On Sun, 2004-10-31 at 04:13, Evgeniy Polyakov wrote:
> On 30 Oct 2004 19:41:27 -0400
> jamal <hadi@xxxxxxxxxx> wrote:
> > Can you explain the "rate" or "speed" parameter ?
>
> Driver writer can set "rate" parameter to any number from 0 to 64k -
> and it will show speed of this driver in current mode/type/operation.
[..]
>
> That mean that this driver perform des 6 time faster than aes, but
> it should be fair numbers and somehow measured and compared to other
> drivers.
>
So you have some init code that does testing? Or is this factor of six
part of the spec provided by chip vendor?
> This also can be achieved by qlen parameter - if driver writer sets
> it to bigger walue then in this mode driver/hardware works faster.
> But driver writer can set qlen in a too big value just because
> it want it to be such without any means of driver/hardware capabilities.
> It is not forbidden.
>
It is no different than say the way you will do ethernet drivers.
DMA ring sizes and link speeds. harder for ethernet drivers if link
speeds change (Linux net scheduling assumes fixed speed ;->)
> And the last and the most interesting one is following:
> we create per session initialiser parameter "session_processin_time"
> which will be sum of the time slices when driver performed operation
> on session, since we alredy has "scomplete" paramenter which is equal
> to the amount of completed(processed) session then we have _fair_ speed
> of the driver/hardware in a given mode/operation/type.
>
> Of course load blancer should select device with the lowest
> session_processing_time/scompleted.
>
> I think third variant is what we want. I will think of it some more
> and will implement soon.
>
I think you should be able to have multiple, configurable LB algos.
> > I havent studied your code, however, what Eugene is pointing out is
> > valuable detail/feedback.
> >
> > You should have in your queuing towards the crypto chip ability to
> > batch. i.e sort of nagle-like "wait until we have 10 packets/20KB or 20
> > jiffies" before you send everything in the queue to the chip.
>
> That is exactly how crypto driver should be written.

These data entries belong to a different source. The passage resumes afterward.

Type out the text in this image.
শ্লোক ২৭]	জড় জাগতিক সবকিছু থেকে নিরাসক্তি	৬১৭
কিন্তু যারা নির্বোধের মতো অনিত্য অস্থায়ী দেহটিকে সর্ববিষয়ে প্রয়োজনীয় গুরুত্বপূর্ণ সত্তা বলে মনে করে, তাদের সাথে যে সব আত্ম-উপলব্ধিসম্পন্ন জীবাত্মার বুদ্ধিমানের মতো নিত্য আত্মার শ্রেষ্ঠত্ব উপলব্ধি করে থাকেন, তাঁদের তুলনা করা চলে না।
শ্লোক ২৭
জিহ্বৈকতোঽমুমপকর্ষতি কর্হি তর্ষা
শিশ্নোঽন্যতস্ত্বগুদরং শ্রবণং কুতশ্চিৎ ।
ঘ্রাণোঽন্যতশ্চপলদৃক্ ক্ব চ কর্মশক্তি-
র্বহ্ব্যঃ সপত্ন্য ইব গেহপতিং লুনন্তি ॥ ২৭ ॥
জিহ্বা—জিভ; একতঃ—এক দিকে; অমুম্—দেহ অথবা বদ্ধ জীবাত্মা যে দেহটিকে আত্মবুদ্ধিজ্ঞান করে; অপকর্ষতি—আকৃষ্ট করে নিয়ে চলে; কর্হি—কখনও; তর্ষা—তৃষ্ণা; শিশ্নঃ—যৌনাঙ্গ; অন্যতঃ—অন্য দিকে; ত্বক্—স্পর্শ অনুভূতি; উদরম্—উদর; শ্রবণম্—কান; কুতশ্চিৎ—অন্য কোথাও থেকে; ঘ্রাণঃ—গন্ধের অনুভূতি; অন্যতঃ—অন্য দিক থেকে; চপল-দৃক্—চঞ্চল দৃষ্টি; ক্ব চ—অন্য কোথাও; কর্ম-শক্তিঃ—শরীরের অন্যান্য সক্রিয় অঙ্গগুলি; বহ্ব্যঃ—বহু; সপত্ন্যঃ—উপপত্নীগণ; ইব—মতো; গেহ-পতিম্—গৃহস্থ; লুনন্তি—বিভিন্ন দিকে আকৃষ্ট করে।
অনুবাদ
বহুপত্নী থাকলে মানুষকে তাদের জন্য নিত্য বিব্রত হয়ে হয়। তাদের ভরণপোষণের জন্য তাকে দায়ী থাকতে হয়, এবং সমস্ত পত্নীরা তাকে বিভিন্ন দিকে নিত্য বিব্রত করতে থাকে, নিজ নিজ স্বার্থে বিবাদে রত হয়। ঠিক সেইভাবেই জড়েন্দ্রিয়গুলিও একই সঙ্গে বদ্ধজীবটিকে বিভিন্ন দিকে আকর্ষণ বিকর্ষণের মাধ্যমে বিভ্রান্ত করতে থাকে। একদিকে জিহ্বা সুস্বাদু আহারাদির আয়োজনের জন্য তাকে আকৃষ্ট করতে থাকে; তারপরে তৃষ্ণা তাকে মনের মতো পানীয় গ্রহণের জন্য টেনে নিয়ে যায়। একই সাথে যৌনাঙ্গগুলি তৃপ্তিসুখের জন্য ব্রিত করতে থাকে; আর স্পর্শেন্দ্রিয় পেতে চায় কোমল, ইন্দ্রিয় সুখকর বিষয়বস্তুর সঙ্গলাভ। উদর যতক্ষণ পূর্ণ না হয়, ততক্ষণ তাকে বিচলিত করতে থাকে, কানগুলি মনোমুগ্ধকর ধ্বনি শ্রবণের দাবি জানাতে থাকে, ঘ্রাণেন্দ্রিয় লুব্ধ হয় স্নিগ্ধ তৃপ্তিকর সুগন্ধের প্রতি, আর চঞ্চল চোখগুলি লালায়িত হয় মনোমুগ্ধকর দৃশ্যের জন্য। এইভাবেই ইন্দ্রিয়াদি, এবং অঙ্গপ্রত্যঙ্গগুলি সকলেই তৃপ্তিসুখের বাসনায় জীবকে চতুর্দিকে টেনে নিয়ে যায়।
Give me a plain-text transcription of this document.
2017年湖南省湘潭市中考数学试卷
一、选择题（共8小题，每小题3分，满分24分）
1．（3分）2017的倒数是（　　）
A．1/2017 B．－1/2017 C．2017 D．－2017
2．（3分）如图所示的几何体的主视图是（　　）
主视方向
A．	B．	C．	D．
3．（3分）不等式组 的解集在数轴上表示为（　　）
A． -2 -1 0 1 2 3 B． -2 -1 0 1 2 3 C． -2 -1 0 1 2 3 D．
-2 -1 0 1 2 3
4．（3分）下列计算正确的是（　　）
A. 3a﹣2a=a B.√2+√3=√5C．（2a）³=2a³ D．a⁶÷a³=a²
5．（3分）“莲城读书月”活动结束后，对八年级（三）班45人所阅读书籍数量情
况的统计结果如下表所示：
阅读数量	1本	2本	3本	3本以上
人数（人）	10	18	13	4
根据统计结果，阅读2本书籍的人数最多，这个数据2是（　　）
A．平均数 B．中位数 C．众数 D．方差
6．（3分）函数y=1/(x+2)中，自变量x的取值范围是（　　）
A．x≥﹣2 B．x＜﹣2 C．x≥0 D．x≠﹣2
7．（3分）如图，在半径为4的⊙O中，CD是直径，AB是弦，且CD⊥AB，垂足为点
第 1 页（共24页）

> Driver has it's queue and number of session in it, so it and only it
> can decide when begin to process them in the most effective way.
>
This should be above driver, really.
You should have one or more queues where the scheduler feeds off and
shoves to hardware. Perhaps several levels:
->LB-+
+-> device1 scheduler --> driver queues/rings.
|
|
+-> device2 scheduler --> driver queues/rings.
|
.
.
+-> devicen scheduler --> driver queues/rings.
If you look at the linux traffic control, the stuff below LB is how it
behaves. That should be generic enough to _not_ sit in the driver.

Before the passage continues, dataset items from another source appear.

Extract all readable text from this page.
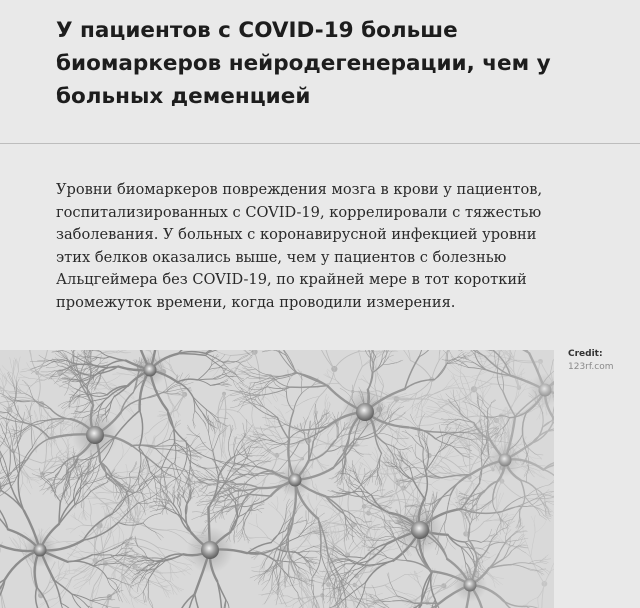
У пациентов с COVID-19 больше биомаркеров нейродегенерации, чем у больных деменцией

Уровни биомаркеров повреждения мозга в крови у пациентов, госпитализированных с COVID-19, коррелировали с тяжестью заболевания. У больных с коронавирусной инфекцией уровни этих белков оказались выше, чем у пациентов с болезнью Альцгеймера без COVID-19, по крайней мере в тот короткий промежуток времени, когда проводили измерения.

Credit:
123rf.com
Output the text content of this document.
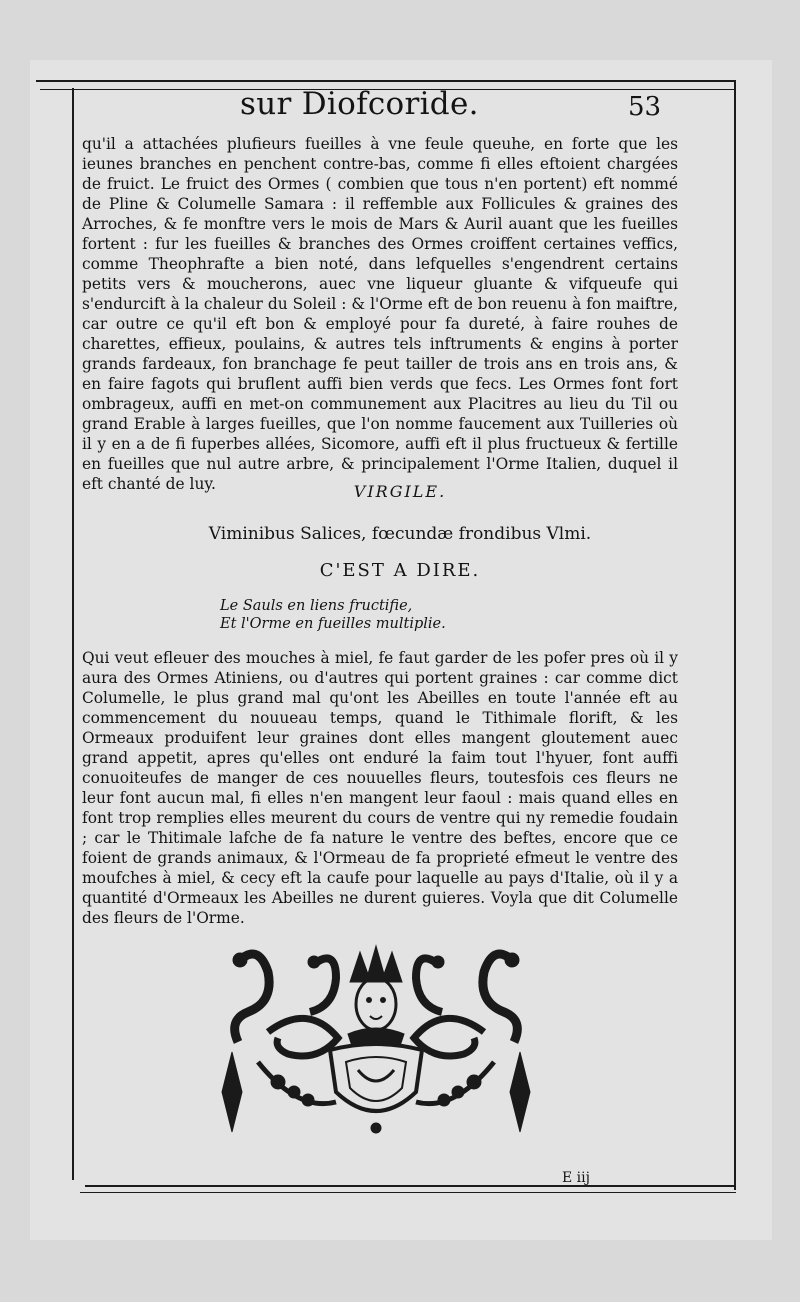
sur Diofcoride.	53
qu'il a attachées plufieurs fueilles à vne feule queuhe, en forte que les ieunes branches en penchent contre-bas, comme fi elles eftoient chargées de fruict. Le fruict des Ormes ( combien que tous n'en portent) eft nommé de Pline & Columelle Samara : il reffemble aux Follicules & graines des Arroches, & fe monftre vers le mois de Mars & Auril auant que les fueilles fortent : fur les fueilles & branches des Ormes croiffent certaines veffics, comme Theophrafte a bien noté, dans lefquelles s'engendrent certains petits vers & moucherons, auec vne liqueur gluante & vifqueufe qui s'endurcift à la chaleur du Soleil : & l'Orme eft de bon reuenu à fon maiftre, car outre ce qu'il eft bon & employé pour fa dureté, à faire rouhes de charettes, effieux, poulains, & autres tels inftruments & engins à porter grands fardeaux, fon branchage fe peut tailler de trois ans en trois ans, & en faire fagots qui bruflent auffi bien verds que fecs. Les Ormes font fort ombrageux, auffi en met-on communement aux Placitres au lieu du Til ou grand Erable à larges fueilles, que l'on nomme faucement aux Tuilleries où il y en a de fi fuperbes allées, Sicomore, auffi eft il plus fructueux & fertille en fueilles que nul autre arbre, & principalement l'Orme Italien, duquel il eft chanté de luy.	VIRGILE.
Viminibus Salices, fœcundæ frondibus Vlmi.
C'EST A DIRE.
Le Sauls en liens fructifie,
Et l'Orme en fueilles multiplie.
Qui veut efleuer des mouches à miel, fe faut garder de les pofer pres où il y aura des Ormes Atiniens, ou d'autres qui portent graines : car comme dict Columelle, le plus grand mal qu'ont les Abeilles en toute l'année eft au commencement du nouueau temps, quand le Tithimale florift, & les Ormeaux produifent leur graines dont elles mangent gloutement auec grand appetit, apres qu'elles ont enduré la faim tout l'hyuer, font auffi conuoiteufes de manger de ces nouuelles fleurs, toutesfois ces fleurs ne leur font aucun mal, fi elles n'en mangent leur faoul : mais quand elles en font trop remplies elles meurent du cours de ventre qui ny remedie foudain ; car le Thitimale lafche de fa nature le ventre des beftes, encore que ce foient de grands animaux, & l'Ormeau de fa proprieté efmeut le ventre des moufches à miel, & cecy eft la caufe pour laquelle au pays d'Italie, où il y a quantité d'Ormeaux les Abeilles ne durent guieres. Voyla que dit Columelle des fleurs de l'Orme.
E iij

This allows for adding smart algorithms to it; fe: qos, rate limiting,
feedback to LB so it could make smarter decisions etc.

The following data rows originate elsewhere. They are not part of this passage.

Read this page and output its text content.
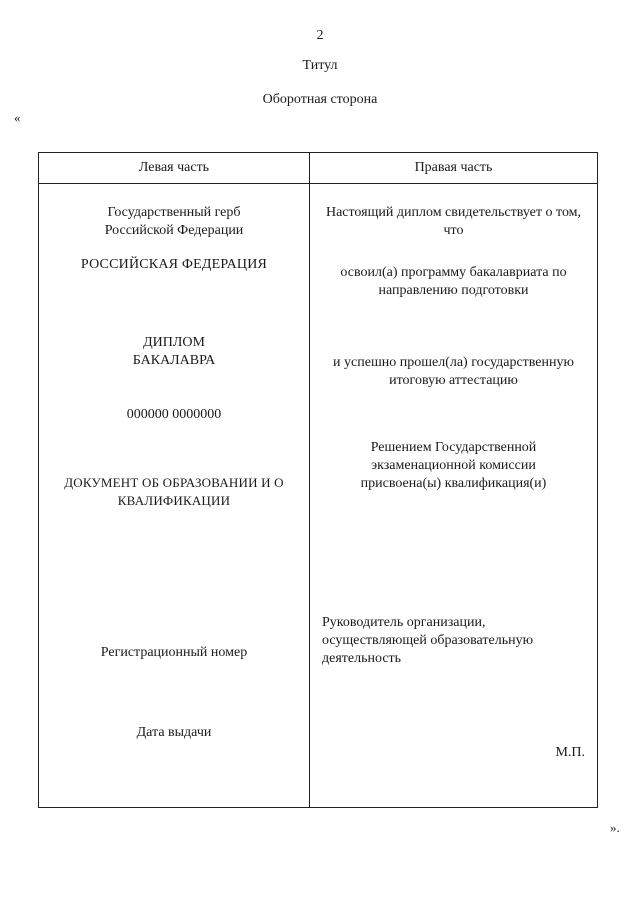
2
Титул
Оборотная сторона
«
».
Левая часть
Государственный герб
Российской Федерации
РОССИЙСКАЯ ФЕДЕРАЦИЯ
ДИПЛОМ
БАКАЛАВРА
000000 0000000
ДОКУМЕНТ ОБ ОБРАЗОВАНИИ И О КВАЛИФИКАЦИИ
Регистрационный номер
Дата выдачи
Правая часть
Настоящий диплом свидетельствует о том, что
освоил(а) программу бакалавриата по направлению подготовки
и успешно прошел(ла) государственную итоговую аттестацию
Решением Государственной экзаменационной комиссии
присвоена(ы) квалификация(и)
Руководитель организации,
осуществляющей образовательную
деятельность
М.П.
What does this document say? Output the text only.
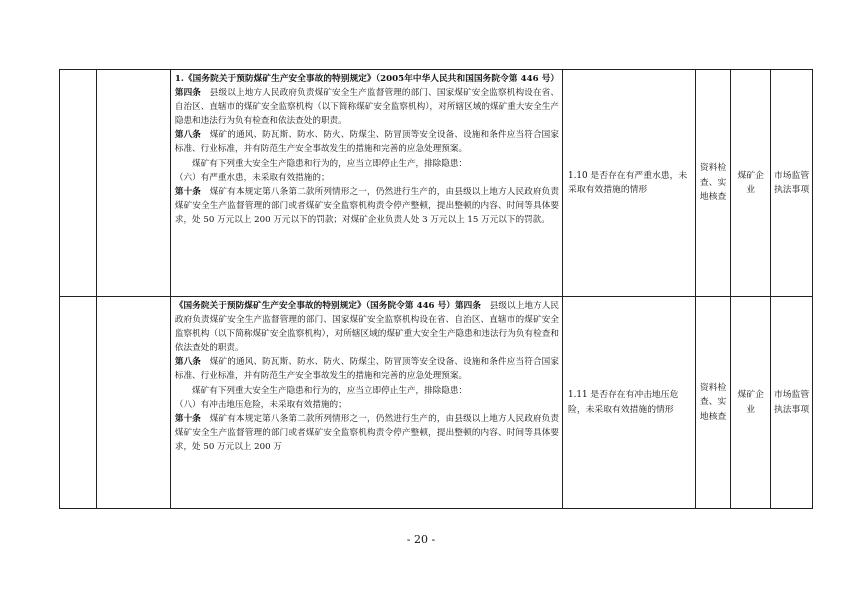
		1.《国务院关于预防煤矿生产安全事故的特别规定》（2005年中华人民共和国国务院令第 446 号）第四条　县级以上地方人民政府负责煤矿安全生产监督管理的部门、国家煤矿安全监察机构设在省、自治区、直辖市的煤矿安全监察机构（以下简称煤矿安全监察机构），对所辖区域的煤矿重大安全生产隐患和违法行为负有检查和依法查处的职责。

第八条　煤矿的通风、防瓦斯、防水、防火、防煤尘、防冒顶等安全设备、设施和条件应当符合国家标准、行业标准，并有防范生产安全事故发生的措施和完善的应急处理预案。

煤矿有下列重大安全生产隐患和行为的，应当立即停止生产，排除隐患：

（六）有严重水患，未采取有效措施的；

第十条　煤矿有本规定第八条第二款所列情形之一，仍然进行生产的，由县级以上地方人民政府负责煤矿安全生产监督管理的部门或者煤矿安全监察机构责令停产整顿，提出整顿的内容、时间等具体要求，处 50 万元以上 200 万元以下的罚款；对煤矿企业负责人处 3 万元以上 15 万元以下的罚款。	1.10 是否存在有严重水患，未采取有效措施的情形	资料检查、实地核查	煤矿企业	市场监管执法事项

		《国务院关于预防煤矿生产安全事故的特别规定》（国务院令第 446 号）第四条　县级以上地方人民政府负责煤矿安全生产监督管理的部门、国家煤矿安全监察机构设在省、自治区、直辖市的煤矿安全监察机构（以下简称煤矿安全监察机构），对所辖区域的煤矿重大安全生产隐患和违法行为负有检查和依法查处的职责。

第八条　煤矿的通风、防瓦斯、防水、防火、防煤尘、防冒顶等安全设备、设施和条件应当符合国家标准、行业标准，并有防范生产安全事故发生的措施和完善的应急处理预案。

煤矿有下列重大安全生产隐患和行为的，应当立即停止生产，排除隐患：

（八）有冲击地压危险，未采取有效措施的；

第十条　煤矿有本规定第八条第二款所列情形之一，仍然进行生产的，由县级以上地方人民政府负责煤矿安全生产监督管理的部门或者煤矿安全监察机构责令停产整顿，提出整顿的内容、时间等具体要求，处 50 万元以上 200 万	1.11 是否存在有冲击地压危险，未采取有效措施的情形	资料检查、实地核查	煤矿企业	市场监管执法事项
- 20 -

> > As he points out (and i am sure he can back it with data ;->), that
> > given the setup cost, packet size, algo and CPU and bus speed, it may
> > not make sense to use the chip at all ;->
>
> Michal has numbers - pure hardware beats soft in a certain setups
> in a fully synchronous schema, let's work SW and HW in parallel.
>
> Of course SW can encrypt 64 byte faster than it will be transfered to
> old ISA crypto card, but it worth to do it for compressing with LZW
> 9000 bytes jumbo frame.
>
Would be interesting. I have seen the numbers from Eugene and they are
quiet intriguing - but they are for the sync mode.
cheers,
jamal
|